А  я  упорно  молчала  в  ответ  и  думала:  «Сами  догадывайтесь.   Оскорблять  не  надо».   Как  будто  она  могла  прочитать  мои  мысли.   Так  она  и  не  узнала,  что  же  это  было.

    Среди  наших  соседей  по  лестничной  площадке  была  одна  бездетная  семья.   Эти  люди  мне  казались  какими-то   особенными,  другого  ранга  что  ли,  или  другой  касты.   Но  красивая,  царственно-великолепная  женщина  тётя  Лёля,  не  имея  собственных  детей, очень тепло относилась  ко  мне,  маленькой  соседской  девочке.   Они  первыми  приобрели  телевизор,   и  тётя   Лёля   периодически  приглашала  меня  смотреть  мультфильмы,  а  показывали  всегда  «Кошкин  дом».   Квартира  в  этой  семье  была  обставлена  явно  богаче  и  изысканнее,  чем  у  нас.   Это  вызывало  во  мне  некоторую  робость.   Но  главный  предмет  моих  вожделений  находился  под  потолком.  Там, к оранжевому  абажуру,   была  подвешена  маленькая  куколка-балерина  в  тёмно-вишнёвой  бархатной  юбочке,   то  бишь  пачке,  и  такой  же  шапочке.   Она   была   театрально  красива  и  страшно  мне  нравилась.  Я  даже  тайно  мечтала, чтобы  мне  её  подарили.    Ведь  я  маленькая,   а  здесь   живут  только  взрослые,  взрослым  куклы  ни  к  чему.    Конечно,  я  и   заикнуться  об  этом  не  смела.    Но,  видимо,  так  часто,  задрав  голову,  смотрела  под  потолок,  что  тётя  Лёля,   проследив   за   моим  взглядом,  однажды  сказала:  «У  нас  нет  детей,  эта  куколка  нам  вместо  ребёнка».   И  я  поняла,  что  не  видать  мне  той  куколки,  как  своих  ушей.

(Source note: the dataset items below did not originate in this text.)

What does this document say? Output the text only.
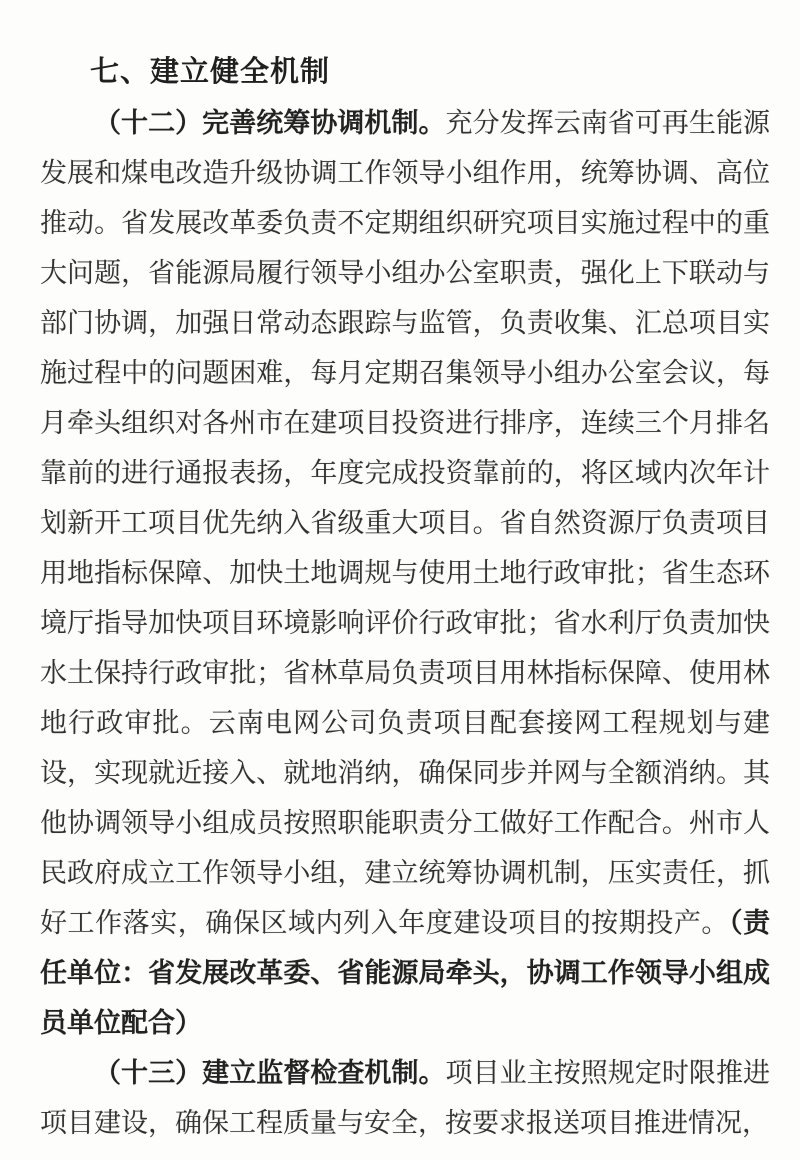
七、建立健全机制

（十二）完善统筹协调机制。充分发挥云南省可再生能源发展和煤电改造升级协调工作领导小组作用，统筹协调、高位推动。省发展改革委负责不定期组织研究项目实施过程中的重大问题，省能源局履行领导小组办公室职责，强化上下联动与部门协调，加强日常动态跟踪与监管，负责收集、汇总项目实施过程中的问题困难，每月定期召集领导小组办公室会议，每月牵头组织对各州市在建项目投资进行排序，连续三个月排名靠前的进行通报表扬，年度完成投资靠前的，将区域内次年计划新开工项目优先纳入省级重大项目。省自然资源厅负责项目用地指标保障、加快土地调规与使用土地行政审批；省生态环境厅指导加快项目环境影响评价行政审批；省水利厅负责加快水土保持行政审批；省林草局负责项目用林指标保障、使用林地行政审批。云南电网公司负责项目配套接网工程规划与建设，实现就近接入、就地消纳，确保同步并网与全额消纳。其他协调领导小组成员按照职能职责分工做好工作配合。州市人民政府成立工作领导小组，建立统筹协调机制，压实责任，抓好工作落实，确保区域内列入年度建设项目的按期投产。（责任单位：省发展改革委、省能源局牵头，协调工作领导小组成员单位配合）

（十三）建立监督检查机制。项目业主按照规定时限推进项目建设，确保工程质量与安全，按要求报送项目推进情况，
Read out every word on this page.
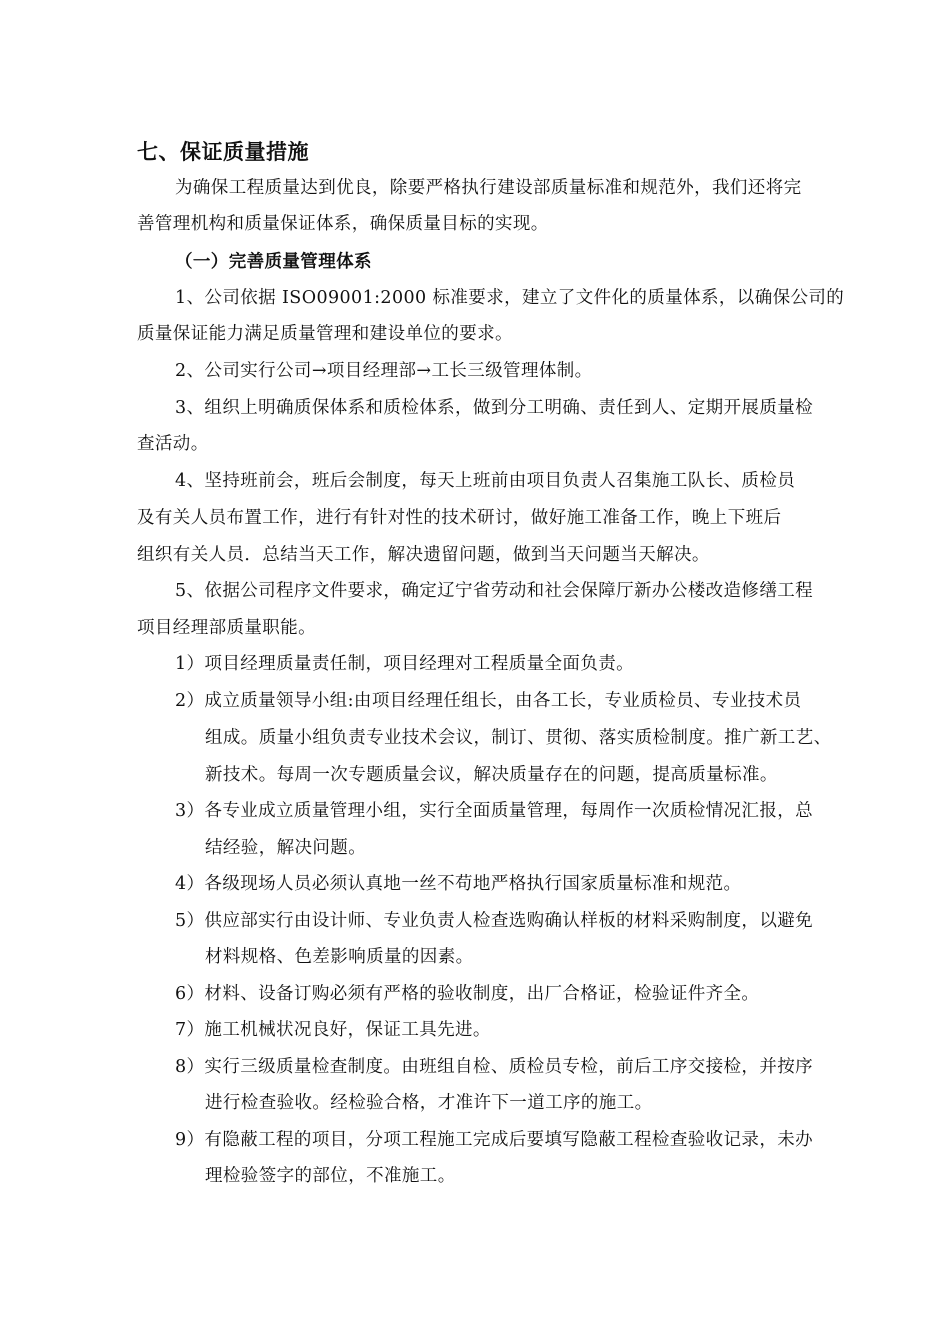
七、保证质量措施
为确保工程质量达到优良，除要严格执行建设部质量标准和规范外，我们还将完
善管理机构和质量保证体系，确保质量目标的实现。
（一）完善质量管理体系
1、公司依据 ISO09001:2000 标准要求，建立了文件化的质量体系，以确保公司的
质量保证能力满足质量管理和建设单位的要求。
2、公司实行公司→项目经理部→工长三级管理体制。
3、组织上明确质保体系和质检体系，做到分工明确、责任到人、定期开展质量检
查活动。
4、坚持班前会，班后会制度，每天上班前由项目负责人召集施工队长、质检员
及有关人员布置工作，进行有针对性的技术研讨，做好施工准备工作，晚上下班后
组织有关人员．总结当天工作，解决遗留问题，做到当天问题当天解决。
5、依据公司程序文件要求，确定辽宁省劳动和社会保障厅新办公楼改造修缮工程
项目经理部质量职能。
1）项目经理质量责任制，项目经理对工程质量全面负责。
2）成立质量领导小组:由项目经理任组长，由各工长，专业质检员、专业技术员
组成。质量小组负责专业技术会议，制订、贯彻、落实质检制度。推广新工艺、
新技术。每周一次专题质量会议，解决质量存在的问题，提高质量标准。
3）各专业成立质量管理小组，实行全面质量管理，每周作一次质检情况汇报，总
结经验，解决问题。
4）各级现场人员必须认真地一丝不苟地严格执行国家质量标准和规范。
5）供应部实行由设计师、专业负责人检查选购确认样板的材料采购制度，以避免
材料规格、色差影响质量的因素。
6）材料、设备订购必须有严格的验收制度，出厂合格证，检验证件齐全。
7）施工机械状况良好，保证工具先进。
8）实行三级质量检查制度。由班组自检、质检员专检，前后工序交接检，并按序
进行检查验收。经检验合格，才准许下一道工序的施工。
9）有隐蔽工程的项目，分项工程施工完成后要填写隐蔽工程检查验收记录，未办
理检验签字的部位，不准施工。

    Однажды,  когда  я  уже  ходила  в  садик,  встретилась  в  магазине  со  своей  ясельной  воспитательницей.   Не  помню,  о  чём  мы  говорили,  и  что  такого я  сказала, только  она  спросила: «Тебе не  стыдно?»  Я  не  чувствовала  за  собой  никакой   вины  и  стыдно  мне  не  было,  но  вопрос  для  меня  прозвучал  слишком  сложно  и  витиевато.   Если  бы  она  просто  спросила: «Тебе  стыдно?»   Я  бы  уверенно  ответила: «Нет».   Но  вот  это  «не  стыдно»,  эта  частица  «не»  меня  запутала  и  озадачила.    Я  не  знала,   как   правильно  сформулировать  ответ.  Немного  замешкалась,  напряжённо  пошевелила  мозгами  и  тихо,  осторожно,  боясь  попасть  впросак,  произнесла: «Нет». 
 Воспитательница  округлила  глаза  и  с  таким  удивлением  переспросила: «Нет?!»,  что  я  сразу  поняла – я  на  правильном  пути.   
  -  Нет!!! – заорала  я  радостно  и  уверенно.

    Интересно  наблюдать,   как  работало  моё   детское  мышление.   Однажды  я  услышала  фразу  «слёзы  это  золото»,   или   что-то  в  этом  роде.   Восприняв  эти  слова  в  буквальном  смысле, я  решила (не хуже средневековых   алхимиков)   добывать   золото   с   помощью  слёз.   Около  магазинного  продуктового  склада  я  собирала  такие  металлические  полоски,  которыми  оббивали  ящики  с  продуктами.   Открывая  ящики,  эту  металлическую  ленту  отрывали  и  выбрасывали.   Лента  была  жёлтого  цвета,  я  собирала  её  и  копила.   А  потом,  спрятавшись  в  кустах,  чтобы  никто  не  увидел,  как  я  добываю  золото  и  не  отнял  у  меня,  я  усердно  пыталась  выжать  из  себя  слёзы  и  накапать  ими  на  эти  железки.   Я  была  уверена,  что  под  воздействием  моих  слёз  этот  жёлтый  металл  превратиться  в  золото.  Слёзы  выдавливались  с  большим   трудом.   Я   сетовала  на  себя  за  такое  неумение.   Каждая   слезинка  тщательно   снималась  с  ресниц   и  размазывалась   по  металлу.   Золота  не  получалось.   Но  я  осталась  в  полной  уверенности,  что  у  меня  просто  не  хватило  слёз,   чтобы  в  нужной   мере   облить  весь  этот  ворох  смятой  металлической  ленты.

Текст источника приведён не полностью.